2. Go to do_recovery for all uncorrectable errors including fatal and
non-fatal.

This is also what AER driver does in the absence of firmware first via
handle_error_source().
Yes, that makes sense.

Which would mean that we'd call aer_recover_queue() regardless of GHES
severity but we'd do recovery only if GHES_SEV_RECOVERABLE is set
or CPER_SEC_RESET. I.e., we can communicate all that by setting the
correct AER severity before calling aer_recover_queue(). And then call
do_recovery() based on AER severity.

Hmmm?

Sounds good. Do you still want to do PCIe recovery in the case of
GHES_SEV_PANIC or if some FW returns GHES_SEV_NO?

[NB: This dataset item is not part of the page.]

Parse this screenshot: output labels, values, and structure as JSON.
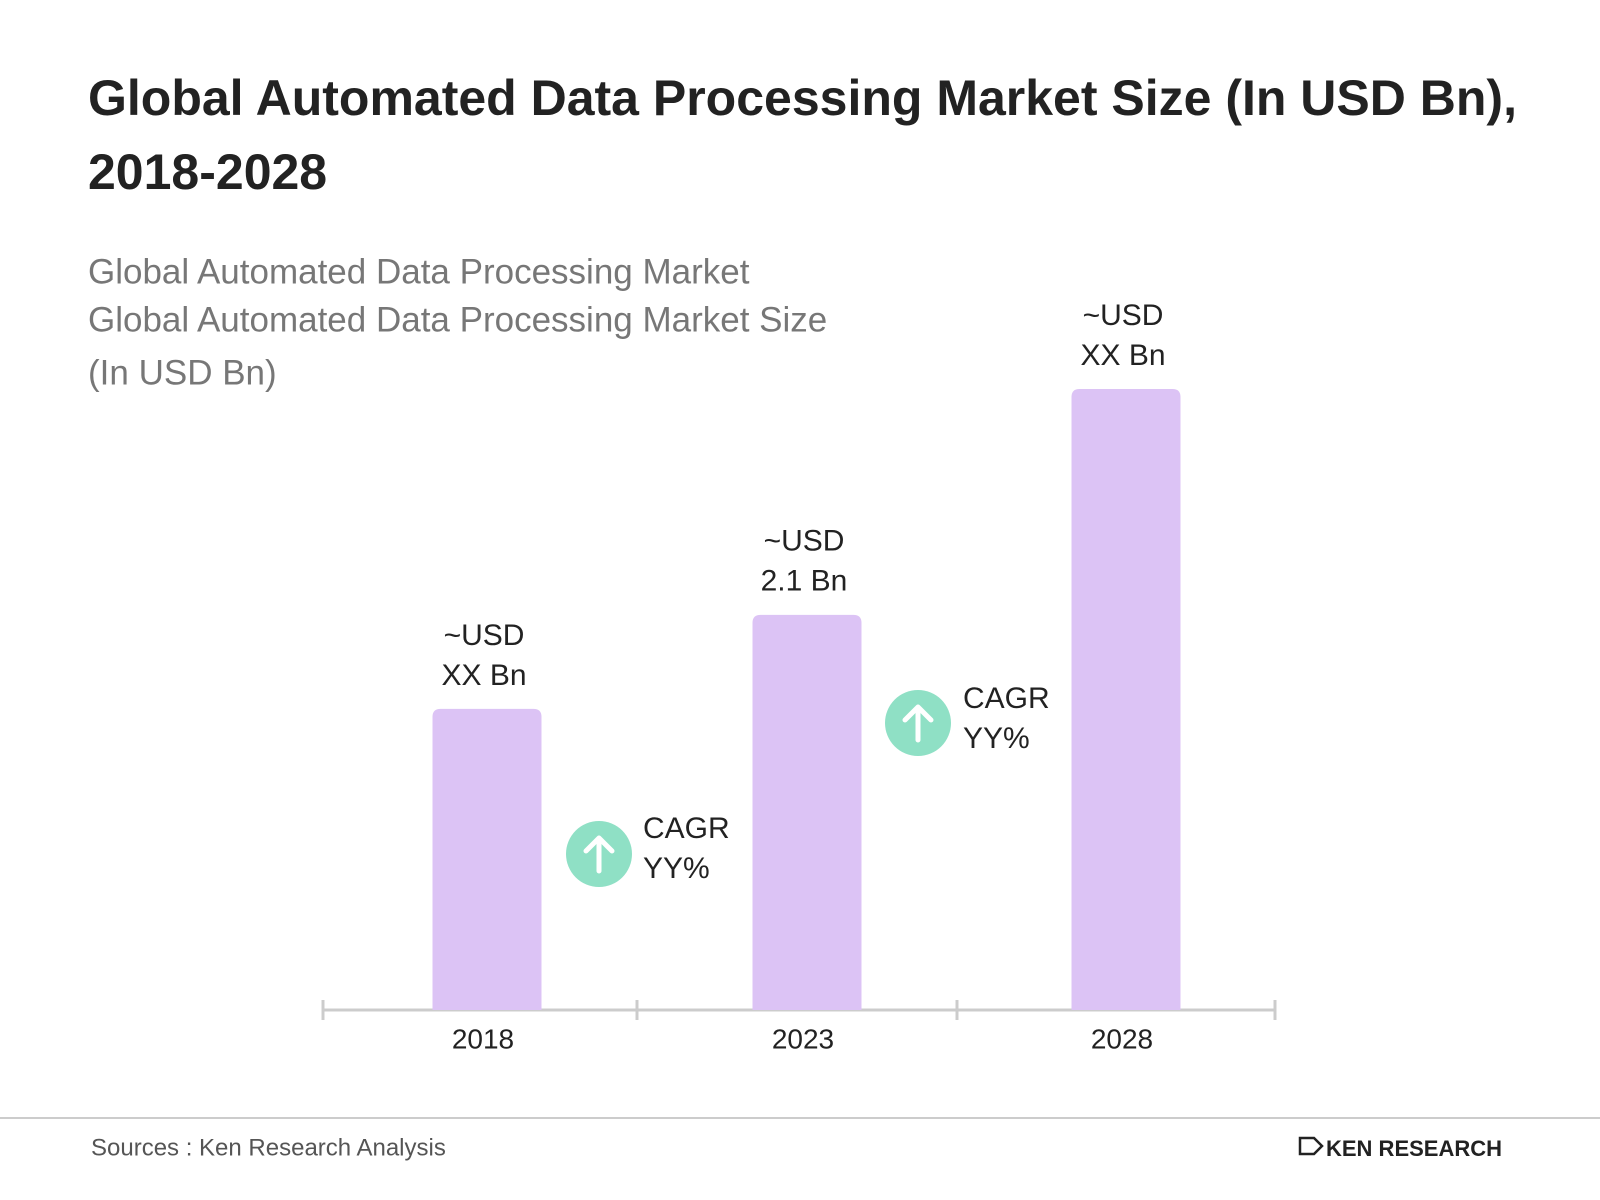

We do not need to worry about the GHES_SEV_PANIC case. Those get sent to __ghes_panic() in ghes_proc() without even making it to ghes_do_proc(). Those errors are just printed and then the kernel panics.

I think with my two patches we will have the desired functionality:

GHES_SEV_CORRECTABLE -> AER_CORRECTABLE -> Print AER info, but do not call do_recovery

GHES_SEV_RECOVERABLE -> AER_NONFATAL -> Print AER info and do_recovery

GHES_RECOVERABLE and CPER_SEC_RESET -> AER_FATAL -> Print AER info and do_recover

Thanks,
Tyler

--
Qualcomm Datacenter Technologies, Inc. as an affiliate of Qualcomm Technologies, Inc.
Qualcomm Technologies, Inc. is a member of the Code Aurora Forum,
a Linux Foundation Collaborative Project.